According to UVA Health, “Type 1 diabetes is an autoimmune disorder, and it is unknown why the immune system attacks the pancreatic islet cells that produce insulin. In contrast, Type 2 diabetes is usually diagnosed in people who have too much body fat and can be prevented with a healthy lifestyle.”

The World Health Organization shared that symptoms of both types of diabetes can include the following:

  • Hunger.
  • Extreme thirst.
  • Fatigue.
  • Blurred vision.
  • Unexplained weight loss.

“Over time, diabetes can damage blood vessels in the heart, eyes, kidneys and nerves. People with diabetes have a higher risk of health problems including heart attack, stroke and kidney failure,” emphasized the World Health Organization.

It is also important to note that “Diabetes can cause permanent vision loss by damaging blood vessels in the eyes. Many people with diabetes develop problems with their feet from nerve damage and poor blood flow. This can cause foot ulcers and may lead to amputation.”

What is prediabetes?

According to the CDC, more than 1 in 3 Americans are prediabetic, and more than 80% of people don’t know they have it. People typically experience prediabetes before progressing to Type 2 diabetes. Prediabetes is a medical condition caused by blood glucose levels that are higher than normal but not high enough to be classified as diabetes.

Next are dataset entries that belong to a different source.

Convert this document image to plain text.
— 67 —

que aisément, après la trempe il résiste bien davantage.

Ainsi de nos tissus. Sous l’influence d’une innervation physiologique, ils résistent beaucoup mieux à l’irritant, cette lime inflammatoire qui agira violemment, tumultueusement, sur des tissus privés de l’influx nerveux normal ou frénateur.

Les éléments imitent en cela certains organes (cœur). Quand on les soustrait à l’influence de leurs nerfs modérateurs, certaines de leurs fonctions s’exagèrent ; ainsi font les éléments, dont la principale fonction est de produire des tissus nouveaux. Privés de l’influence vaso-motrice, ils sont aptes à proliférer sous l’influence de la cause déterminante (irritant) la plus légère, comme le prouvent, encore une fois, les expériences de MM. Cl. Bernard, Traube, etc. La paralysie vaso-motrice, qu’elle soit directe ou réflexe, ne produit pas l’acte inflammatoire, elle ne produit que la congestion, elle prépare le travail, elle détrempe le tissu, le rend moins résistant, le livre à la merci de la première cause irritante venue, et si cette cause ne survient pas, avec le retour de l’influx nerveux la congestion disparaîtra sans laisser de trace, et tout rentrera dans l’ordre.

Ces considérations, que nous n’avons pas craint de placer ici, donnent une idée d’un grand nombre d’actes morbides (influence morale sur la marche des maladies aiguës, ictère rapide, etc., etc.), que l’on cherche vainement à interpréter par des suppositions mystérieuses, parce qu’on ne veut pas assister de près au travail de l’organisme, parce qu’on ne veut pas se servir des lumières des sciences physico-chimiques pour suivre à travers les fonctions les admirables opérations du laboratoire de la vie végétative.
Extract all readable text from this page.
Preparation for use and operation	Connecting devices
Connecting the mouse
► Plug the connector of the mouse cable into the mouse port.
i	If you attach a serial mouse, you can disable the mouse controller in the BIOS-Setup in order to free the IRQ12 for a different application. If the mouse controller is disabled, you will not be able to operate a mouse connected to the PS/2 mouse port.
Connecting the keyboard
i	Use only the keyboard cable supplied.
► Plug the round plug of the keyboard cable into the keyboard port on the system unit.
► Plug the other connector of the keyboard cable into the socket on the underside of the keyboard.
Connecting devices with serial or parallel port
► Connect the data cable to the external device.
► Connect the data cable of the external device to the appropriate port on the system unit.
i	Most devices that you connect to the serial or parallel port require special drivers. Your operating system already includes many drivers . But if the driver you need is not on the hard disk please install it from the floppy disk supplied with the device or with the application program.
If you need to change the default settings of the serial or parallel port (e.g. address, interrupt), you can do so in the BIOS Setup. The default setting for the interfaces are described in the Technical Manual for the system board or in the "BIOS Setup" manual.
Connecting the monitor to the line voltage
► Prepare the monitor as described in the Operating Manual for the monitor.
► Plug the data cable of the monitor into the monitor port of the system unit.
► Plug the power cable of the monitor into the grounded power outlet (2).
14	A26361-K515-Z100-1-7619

If you are prediabetic, the American Diabetes Association shared the following prevention efforts to keep from being diagnosed with Type 2 diabetes:

  • Try to shed weight. Even 10 pounds can make a significant difference.
  • Try to exercise at least 30 minutes a day.
  • Eat a healthy diet.
  • Talk with your health care provider about additional ways to reverse prediabetes.